= Corruption in Andorra =

While corruption in Andorra is not as widespread as in the cases of other countries, key issues remain in the principality. These include corrupt practices related to financial regulations and Andorra's financial system. Due to the Andorran banking secrecy law, the country became an attractive destination for illicit funds, fraud, and money laundering.

==Financial system and corruption==
Incidences of corruption in Andorra are largely identified with the country's bank secrecy law. Individuals, companies, and organizations committing financial crimes use Andorran banks to evade taxes, hide money from other countries, and bypass internal law. Private actors have been found to be complicit in illicit financial activities such as the money laundering of illegal proceeds of international mafia operations as well as ill-gotten wealth of individuals and criminal groups. This is demonstrated in the case of a criminal network composed of former high-ranking Venezuelan officials who served under President Hugo Chavez. The group is being investigated for stealing more than $2.2 billion in public funds. In May 2023, Andorra froze more than $55 million in alleged bribes that were collected and stashed in the country by 21 members of the criminal network.

==Organized crime==
Andorra's membership in the European Union does not guarantee a requirement to adhere to certain conventions that would have restricted an environment for fraud and corruption. For instance, the country is not obligated to join the EU's customs territory. This contributed to the existence of organized crimes in the country that commit money laundering, smuggling, fraud, and economic crimes. However, the number of these activities is of limited scale and criminal groups rarely use corruption or bribery to co-opt civil servants or law enforcement officials.

==Judicial appointments==
The country's judiciary is generally seen as independent and free from external pressures including the government. However, there are calls for more participation of judges and magistrates in the selection of the Andorran Higher Council of Justice, which is composed of judges selected by the two co-princes, the speaker of the parliament, and the prime minister. According to the Council of Europe’s Group of States Against Corruption (GRECO), this system exposes these high-level officials to potential conflicts of interest – that they are more inclined to rule in favor of those political figures who appointed them.
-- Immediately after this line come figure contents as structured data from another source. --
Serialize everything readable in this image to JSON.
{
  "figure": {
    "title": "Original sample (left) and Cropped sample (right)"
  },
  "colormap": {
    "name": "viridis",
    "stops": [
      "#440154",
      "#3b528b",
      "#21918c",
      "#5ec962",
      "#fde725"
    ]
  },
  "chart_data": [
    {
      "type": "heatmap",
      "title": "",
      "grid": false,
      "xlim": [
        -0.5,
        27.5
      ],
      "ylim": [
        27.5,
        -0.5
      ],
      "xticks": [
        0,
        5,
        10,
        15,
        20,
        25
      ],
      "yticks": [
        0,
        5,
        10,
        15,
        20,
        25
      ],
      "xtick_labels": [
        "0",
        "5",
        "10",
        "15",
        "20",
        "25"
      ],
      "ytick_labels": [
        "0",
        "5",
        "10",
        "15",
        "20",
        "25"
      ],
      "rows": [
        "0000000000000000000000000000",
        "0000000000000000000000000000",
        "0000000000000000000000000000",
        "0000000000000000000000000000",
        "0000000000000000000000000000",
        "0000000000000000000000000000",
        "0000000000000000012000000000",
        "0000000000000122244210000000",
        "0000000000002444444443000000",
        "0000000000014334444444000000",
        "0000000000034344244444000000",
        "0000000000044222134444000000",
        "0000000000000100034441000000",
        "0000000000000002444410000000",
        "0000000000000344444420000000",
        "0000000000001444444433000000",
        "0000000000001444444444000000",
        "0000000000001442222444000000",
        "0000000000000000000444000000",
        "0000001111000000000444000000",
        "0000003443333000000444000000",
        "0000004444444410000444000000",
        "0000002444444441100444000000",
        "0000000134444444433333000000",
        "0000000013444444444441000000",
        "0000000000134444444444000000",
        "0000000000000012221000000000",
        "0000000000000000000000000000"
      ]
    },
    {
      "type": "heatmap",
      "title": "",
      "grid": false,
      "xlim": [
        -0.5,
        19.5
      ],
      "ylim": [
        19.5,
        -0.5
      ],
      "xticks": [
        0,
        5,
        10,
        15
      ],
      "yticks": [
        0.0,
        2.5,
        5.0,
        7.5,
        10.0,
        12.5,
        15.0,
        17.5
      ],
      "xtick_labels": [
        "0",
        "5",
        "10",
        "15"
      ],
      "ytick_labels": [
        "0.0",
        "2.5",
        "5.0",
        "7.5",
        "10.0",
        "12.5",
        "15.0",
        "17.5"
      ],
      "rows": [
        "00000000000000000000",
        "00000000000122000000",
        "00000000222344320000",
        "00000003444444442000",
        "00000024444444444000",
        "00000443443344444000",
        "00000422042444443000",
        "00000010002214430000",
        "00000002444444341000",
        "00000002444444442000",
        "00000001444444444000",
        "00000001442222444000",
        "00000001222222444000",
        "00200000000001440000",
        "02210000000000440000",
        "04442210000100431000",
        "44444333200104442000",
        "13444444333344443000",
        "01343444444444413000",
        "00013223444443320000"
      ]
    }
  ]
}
==Anti-corruption measures==
Presently, corruption in Andorra is not of significant concern and this has been achieved through a number of initiatives. These include financial sector reforms, which aimed at combatting abuses of the country's banking system, particularly those that could support domestic and transnational corruption. For instance, in 2019, the parliament passed a law that provided safeguards against money laundering and terrorist financing. This has been confirmed by international institutions such as GRECO which stated that Andorra has made progress in preventing corruption, particularly, according to its recommendations. GRECO, however, noted that the country still needs reforms in key areas such as integrity checks for appointed officials and the regulation of special relationship personnel. Both of these are seen to aggravate risks of conflicts of interest.